Mijn kleren waren schoon en droog en het enigste voordeel voor mij was, dat ik geen bagage te dragen had. Zelfs de sigaretten waren gedroogd, zodat er voor de liefhebbers nog wat shag te krijgen was. Ik rookte niet, maar ik bewaarde de shag toch als handelswaar. De anderen hadden ook hier en daar wat sigaretten gekregen, misschien wel gebietst. 

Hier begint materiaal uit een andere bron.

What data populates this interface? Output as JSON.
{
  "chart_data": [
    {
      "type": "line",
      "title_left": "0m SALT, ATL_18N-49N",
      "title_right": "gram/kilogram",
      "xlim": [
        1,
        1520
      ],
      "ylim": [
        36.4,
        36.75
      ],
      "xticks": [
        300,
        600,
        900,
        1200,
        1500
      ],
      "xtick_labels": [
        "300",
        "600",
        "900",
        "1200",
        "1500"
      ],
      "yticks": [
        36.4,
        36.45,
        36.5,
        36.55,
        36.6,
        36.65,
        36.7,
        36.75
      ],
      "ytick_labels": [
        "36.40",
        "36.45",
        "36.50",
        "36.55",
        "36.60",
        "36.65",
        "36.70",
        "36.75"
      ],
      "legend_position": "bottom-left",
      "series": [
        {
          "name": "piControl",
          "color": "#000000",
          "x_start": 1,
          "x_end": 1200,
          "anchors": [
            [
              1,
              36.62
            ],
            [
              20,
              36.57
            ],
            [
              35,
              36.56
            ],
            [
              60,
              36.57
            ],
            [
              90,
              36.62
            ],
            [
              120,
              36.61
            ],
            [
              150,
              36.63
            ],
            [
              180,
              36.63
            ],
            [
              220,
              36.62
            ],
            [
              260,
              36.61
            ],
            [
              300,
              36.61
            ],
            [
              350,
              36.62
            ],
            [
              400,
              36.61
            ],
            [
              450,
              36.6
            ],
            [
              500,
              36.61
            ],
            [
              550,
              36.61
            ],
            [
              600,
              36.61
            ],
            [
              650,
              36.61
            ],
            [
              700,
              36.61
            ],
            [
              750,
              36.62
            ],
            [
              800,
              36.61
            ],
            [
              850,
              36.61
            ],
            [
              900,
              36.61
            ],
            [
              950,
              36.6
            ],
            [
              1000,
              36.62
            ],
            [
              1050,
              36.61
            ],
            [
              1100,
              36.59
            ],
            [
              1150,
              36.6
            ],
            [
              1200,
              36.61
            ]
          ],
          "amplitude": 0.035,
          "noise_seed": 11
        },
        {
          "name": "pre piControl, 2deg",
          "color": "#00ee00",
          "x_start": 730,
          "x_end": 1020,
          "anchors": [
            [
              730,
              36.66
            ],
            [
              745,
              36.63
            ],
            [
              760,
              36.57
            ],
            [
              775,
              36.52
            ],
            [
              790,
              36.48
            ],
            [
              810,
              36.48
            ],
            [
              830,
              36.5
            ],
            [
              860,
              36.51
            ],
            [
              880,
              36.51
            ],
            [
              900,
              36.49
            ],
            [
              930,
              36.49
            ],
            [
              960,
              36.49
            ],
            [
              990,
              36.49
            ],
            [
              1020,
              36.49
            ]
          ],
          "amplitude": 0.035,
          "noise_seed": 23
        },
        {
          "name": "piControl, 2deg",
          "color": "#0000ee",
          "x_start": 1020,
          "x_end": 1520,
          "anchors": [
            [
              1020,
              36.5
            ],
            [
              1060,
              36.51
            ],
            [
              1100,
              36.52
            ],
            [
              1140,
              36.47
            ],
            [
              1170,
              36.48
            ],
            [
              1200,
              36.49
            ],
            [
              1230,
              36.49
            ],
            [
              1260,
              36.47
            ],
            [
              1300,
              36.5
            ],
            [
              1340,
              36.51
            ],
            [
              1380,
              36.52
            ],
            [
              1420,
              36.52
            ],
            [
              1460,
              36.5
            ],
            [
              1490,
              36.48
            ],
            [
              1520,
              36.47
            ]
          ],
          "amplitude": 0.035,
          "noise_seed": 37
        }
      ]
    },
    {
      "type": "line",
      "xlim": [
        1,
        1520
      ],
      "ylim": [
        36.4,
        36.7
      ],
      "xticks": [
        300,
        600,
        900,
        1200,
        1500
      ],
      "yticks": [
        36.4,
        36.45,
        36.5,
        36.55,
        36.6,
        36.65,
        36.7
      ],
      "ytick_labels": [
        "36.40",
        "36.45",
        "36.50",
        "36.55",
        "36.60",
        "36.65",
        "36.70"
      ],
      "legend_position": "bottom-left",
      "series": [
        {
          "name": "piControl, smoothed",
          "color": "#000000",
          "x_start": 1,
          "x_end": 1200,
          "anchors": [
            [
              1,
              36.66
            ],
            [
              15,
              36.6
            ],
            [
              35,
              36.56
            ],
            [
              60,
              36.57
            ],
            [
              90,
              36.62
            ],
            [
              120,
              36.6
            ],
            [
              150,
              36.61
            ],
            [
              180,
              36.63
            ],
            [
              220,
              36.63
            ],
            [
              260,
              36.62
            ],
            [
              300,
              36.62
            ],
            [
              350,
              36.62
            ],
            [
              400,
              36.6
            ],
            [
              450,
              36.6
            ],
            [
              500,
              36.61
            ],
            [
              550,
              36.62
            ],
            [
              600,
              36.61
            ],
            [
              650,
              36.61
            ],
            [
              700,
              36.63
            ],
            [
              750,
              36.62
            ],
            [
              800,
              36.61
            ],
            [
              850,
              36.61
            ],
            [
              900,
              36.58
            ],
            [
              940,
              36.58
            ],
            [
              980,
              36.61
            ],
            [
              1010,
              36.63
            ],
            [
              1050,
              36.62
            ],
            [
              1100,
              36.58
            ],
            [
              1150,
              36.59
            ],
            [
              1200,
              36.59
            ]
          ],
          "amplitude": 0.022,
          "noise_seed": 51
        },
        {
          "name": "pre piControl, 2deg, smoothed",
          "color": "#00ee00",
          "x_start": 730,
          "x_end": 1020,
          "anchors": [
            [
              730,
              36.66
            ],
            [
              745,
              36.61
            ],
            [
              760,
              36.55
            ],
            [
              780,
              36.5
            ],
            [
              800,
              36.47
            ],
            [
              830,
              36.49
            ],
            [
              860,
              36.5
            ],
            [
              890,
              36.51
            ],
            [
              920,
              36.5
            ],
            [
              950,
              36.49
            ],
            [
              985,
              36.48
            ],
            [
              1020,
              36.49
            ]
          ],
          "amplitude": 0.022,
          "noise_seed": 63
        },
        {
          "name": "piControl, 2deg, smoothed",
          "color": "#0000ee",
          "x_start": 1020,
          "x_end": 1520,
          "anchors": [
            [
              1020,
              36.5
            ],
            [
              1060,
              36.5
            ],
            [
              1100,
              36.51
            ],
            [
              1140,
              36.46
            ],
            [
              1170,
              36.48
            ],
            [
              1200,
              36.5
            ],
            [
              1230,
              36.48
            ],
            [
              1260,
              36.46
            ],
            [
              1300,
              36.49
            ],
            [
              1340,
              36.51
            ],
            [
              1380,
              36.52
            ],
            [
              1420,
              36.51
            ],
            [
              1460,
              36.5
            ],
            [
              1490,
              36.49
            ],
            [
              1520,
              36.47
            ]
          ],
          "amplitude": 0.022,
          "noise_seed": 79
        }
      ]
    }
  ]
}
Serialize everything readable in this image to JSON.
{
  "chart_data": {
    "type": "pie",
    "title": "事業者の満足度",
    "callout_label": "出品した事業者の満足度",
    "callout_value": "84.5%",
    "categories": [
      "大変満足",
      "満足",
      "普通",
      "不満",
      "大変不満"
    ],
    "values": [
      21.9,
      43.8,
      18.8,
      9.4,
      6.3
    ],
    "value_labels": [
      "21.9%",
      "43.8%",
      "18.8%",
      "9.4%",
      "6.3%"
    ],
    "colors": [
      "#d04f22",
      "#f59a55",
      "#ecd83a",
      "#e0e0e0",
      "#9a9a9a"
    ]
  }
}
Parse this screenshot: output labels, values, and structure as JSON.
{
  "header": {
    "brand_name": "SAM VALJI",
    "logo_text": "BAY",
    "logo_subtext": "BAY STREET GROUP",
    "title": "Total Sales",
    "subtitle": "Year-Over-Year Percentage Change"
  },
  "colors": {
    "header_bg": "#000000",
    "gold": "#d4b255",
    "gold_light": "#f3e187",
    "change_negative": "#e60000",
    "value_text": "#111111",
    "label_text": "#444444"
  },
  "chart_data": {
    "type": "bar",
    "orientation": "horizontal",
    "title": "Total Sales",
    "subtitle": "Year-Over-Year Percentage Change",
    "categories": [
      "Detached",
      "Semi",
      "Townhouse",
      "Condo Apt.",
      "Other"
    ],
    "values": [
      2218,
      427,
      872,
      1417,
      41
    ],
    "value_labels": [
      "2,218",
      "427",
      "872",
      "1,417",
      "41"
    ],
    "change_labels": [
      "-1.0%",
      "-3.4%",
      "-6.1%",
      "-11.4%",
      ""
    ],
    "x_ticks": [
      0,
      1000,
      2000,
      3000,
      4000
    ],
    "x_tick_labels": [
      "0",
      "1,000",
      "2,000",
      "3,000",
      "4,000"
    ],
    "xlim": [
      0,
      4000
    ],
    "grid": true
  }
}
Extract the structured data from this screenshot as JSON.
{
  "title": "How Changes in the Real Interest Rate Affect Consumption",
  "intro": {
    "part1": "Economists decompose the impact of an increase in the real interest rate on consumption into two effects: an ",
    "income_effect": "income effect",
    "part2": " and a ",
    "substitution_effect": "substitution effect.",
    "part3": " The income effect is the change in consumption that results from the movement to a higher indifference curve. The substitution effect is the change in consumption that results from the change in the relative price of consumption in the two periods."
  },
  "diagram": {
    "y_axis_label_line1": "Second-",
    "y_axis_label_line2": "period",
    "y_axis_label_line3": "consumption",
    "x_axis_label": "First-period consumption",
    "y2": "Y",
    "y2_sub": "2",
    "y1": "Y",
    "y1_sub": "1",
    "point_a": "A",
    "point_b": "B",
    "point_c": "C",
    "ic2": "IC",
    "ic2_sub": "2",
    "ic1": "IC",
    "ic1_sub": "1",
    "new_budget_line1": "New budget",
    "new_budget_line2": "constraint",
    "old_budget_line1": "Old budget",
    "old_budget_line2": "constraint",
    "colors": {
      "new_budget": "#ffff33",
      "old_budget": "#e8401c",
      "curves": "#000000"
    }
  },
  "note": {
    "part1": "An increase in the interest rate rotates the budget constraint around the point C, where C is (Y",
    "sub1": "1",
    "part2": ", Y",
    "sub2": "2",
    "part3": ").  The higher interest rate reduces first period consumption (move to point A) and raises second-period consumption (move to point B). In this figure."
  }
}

Vol energie gingen we na het ontbijt op stap. Naar huis was het parool En wel zo gauw mogelijk, waarbij we ons realiseerden, dat Rotterdam nog steeds niet bevrijd was, maar ons huis was Nederland, als we dat maar bereiken konden. Eten hadden we meegekregen en we maakten ons in het geheel geen zorgen waar we de volgende nacht moesten slapen. Als het aan ons lag liepen we gewoon door. Richting pal west en dat was richting Dorsten

Onderweg moesten we vaak om wat bomtrechters heen en de weg was soms behoorlijk vernield. We kwamen ook veel tanks en legerwagens van de Amerikanen tegen en het verkeer werd op sommige punten geleid door de Military Police ofwel de MP's.

Op een zeker ogenblik, we waren al vlakbij Dorsten, stond er een legerwagen aan de kant van de weg. Een MPer vroeg ons waar we heen wilden en we vertelden hem natuurlijk ons doel. Hij legde ons uit, dat zoiets nog niet zomaar ging en hij vroeg ons op de wagen te stappen. We reden richting Dorsten en op een gegeven ogenblik reden we een kamp binnen. We werden uitgeladen en we begrepen opeens, dat het naar huis gaan nog wel even uitgesteld zou worden. Waar we terecht gekomen waren was een zogenaamd Displaced Persons Camp.

We kregen een barak toegewezen, waar al verschillende landgenoten zaten of op bed lagen. Dat was een tegenvaller! Twee dagen bevrijd en alweer in een kamp! Nou moet ik al bij voorbaat zeggen, dat dit kamp meer een onderkomen was, in afwachting van de dingen, die komen zouden. We hadden alle vrijheid om erin en eruit te lopen en we hadden eten en een slaapplaats. Maar die slaapplaats viel tegen. Wat we nergens nog meegemaakt hadden, het wemelde in de barak van de wandluizen. Wandberen zeiden we in Rotterdam. De schrik van ieder huisgezin, want wandberen, dat was een ramp voor onze schone moeders.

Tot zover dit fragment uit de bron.